It doesn't MATTER whether Burk's article was satirical or earnest! It's been a deliberate, ad hominem distraction from the beginning. An effort to discredit her, without having to address the merits of the Augusta National issue.To be honest, I disagree. As Doug Turnbull pointed out on this very site, Augusta is in many respects simply a sideshow. The real issue here is the very same tactic that Hesiod is referring to: the attempts to lie, prevaricate, obfuscate, or distract that characterize the right's attempts to win arguments.
This is a common propganda technique of the right: When they can't win an argument on the merits, they create a controversy about some irrelevant side issue in order to distract everyone from the original problem.

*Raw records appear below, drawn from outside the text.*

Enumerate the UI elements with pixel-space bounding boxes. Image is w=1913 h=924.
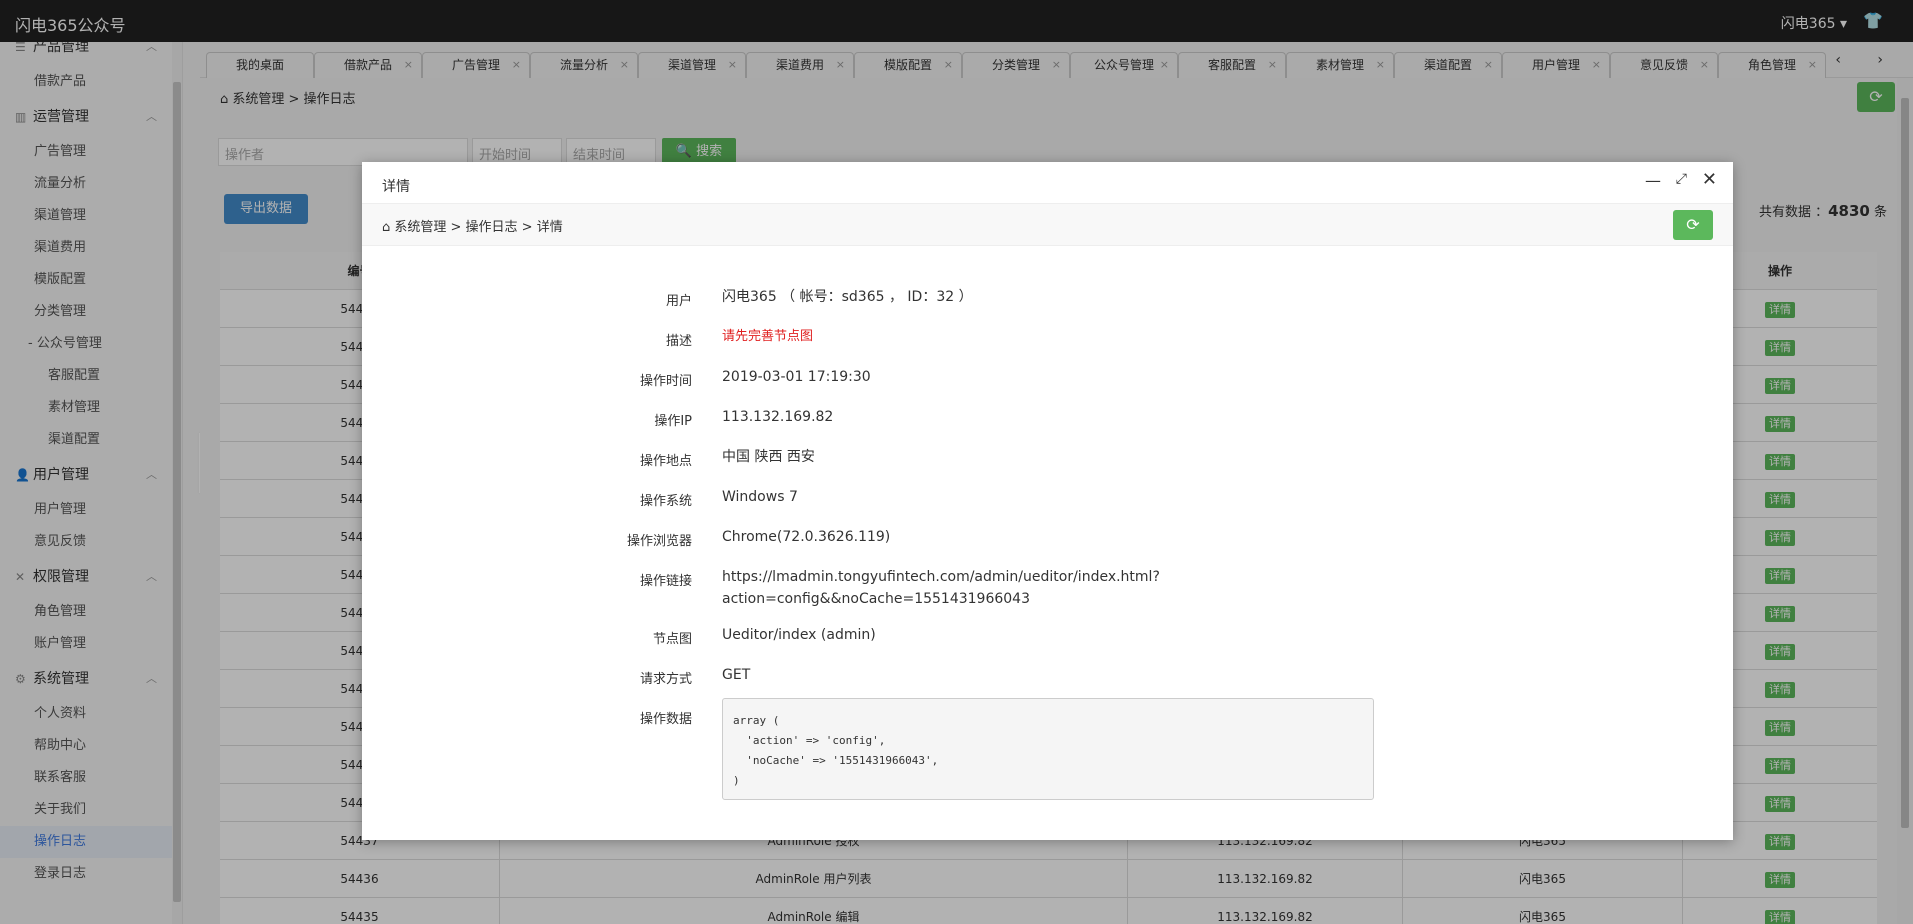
- close-icon[interactable]: ✕: [1702, 169, 1717, 190]
- url-line-1: https://lmadmin.tongyufintech.com/admin/…: [722, 569, 1160, 585]
- field-label: 操作地点: [639, 454, 692, 469]
- field-value: Chrome(72.0.3626.119): [722, 529, 891, 545]
- field-label: 节点图: [652, 632, 692, 647]
- minimize-icon[interactable]: —: [1645, 171, 1661, 190]
- field-label: 操作链接: [639, 574, 692, 589]
- modal-breadcrumb: ⌂ 系统管理 > 操作日志 > 详情: [382, 216, 563, 235]
- url-line-2: action=config&&noCache=1551431966043: [722, 591, 1030, 607]
- field-value: Ueditor/index (admin): [722, 627, 876, 643]
- breadcrumb-text: 系统管理 > 操作日志 > 详情: [394, 220, 563, 235]
- field-value: 113.132.169.82: [722, 409, 834, 425]
- operation-data-block: array ( 'action' => 'config', 'noCache' …: [722, 698, 1374, 800]
- field-value: 中国 陕西 西安: [722, 449, 815, 465]
- field-value: https://lmadmin.tongyufintech.com/admin/…: [722, 566, 1160, 610]
- field-label: 请求方式: [639, 672, 692, 687]
- modal-title: 详情: [382, 179, 410, 195]
- field-value: 2019-03-01 17:19:30: [722, 369, 871, 385]
- field-label: 描述: [665, 334, 692, 349]
- modal-breadcrumb-bar: ⌂ 系统管理 > 操作日志 > 详情 ⟳: [362, 204, 1733, 246]
- home-icon: ⌂: [382, 220, 395, 235]
- field-value: Windows 7: [722, 489, 798, 505]
- field-label: 操作时间: [639, 374, 692, 389]
- field-label: 操作IP: [654, 414, 692, 429]
- field-value: GET: [722, 667, 751, 683]
- modal-header: 详情 — ⤢ ✕: [362, 162, 1733, 204]
- field-label: 用户: [665, 294, 692, 309]
- field-label: 操作浏览器: [626, 534, 692, 549]
- field-label: 操作数据: [639, 712, 692, 727]
- refresh-icon: ⟳: [1686, 215, 1700, 234]
- field-label: 操作系统: [639, 494, 692, 509]
- field-value: 请先完善节点图: [722, 329, 814, 344]
- detail-modal: 详情 — ⤢ ✕ ⌂ 系统管理 > 操作日志 > 详情 ⟳ 用户 闪电365 （ …: [362, 162, 1733, 840]
- modal-refresh-button[interactable]: ⟳: [1673, 210, 1713, 240]
- maximize-icon[interactable]: ⤢: [1676, 171, 1687, 187]
- field-value: 闪电365 （ 帐号：sd365 ， ID：32 ）: [722, 289, 973, 305]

Refuse to play the game on their terms.
Case in point:
There are other writings by academic feminists calling for the elimination of men and similar absurdities in dead earnest, though at nearly midnight I'm not going to run them down. But as a guy who once edited Catharine MacKinnon, I know a bit about this stuff.That was Instapundit, and if you get up close to the post and take a sniff, you can probably identify the region from whence he pulled out this bald-faced assertion. The "Perfessor" has been arguing for months now that a double standard exists where the left can say things that the right can't, and has provided precious little reason to believe him outside of a few choice anecdotes ("the plural of anecdote is not data") blown wildly out of proportion and endless applications of the Big Lie technique. After all, if you repeat assertions like this:
a conscious or unconscious effort to dodge the real issue, a double standard about speech that everyone knows exists, but that the left dare not admit -- because its whole existence depends on both the double standard, and not admitting it...over and over and over again, assertions that most of your audience really, really wants to believe anyway, it can work wonders for redefining reality in their minds. After that, cognitive dissonance sets in, and trying to dissuade them from a notion that they've invested so much of themselves in is an exercise in futility. (Witness Dittoheads.)
Maybe that's the problem with the left in the U.S. nowadays. They just examine post-modernism. The right actually applies it.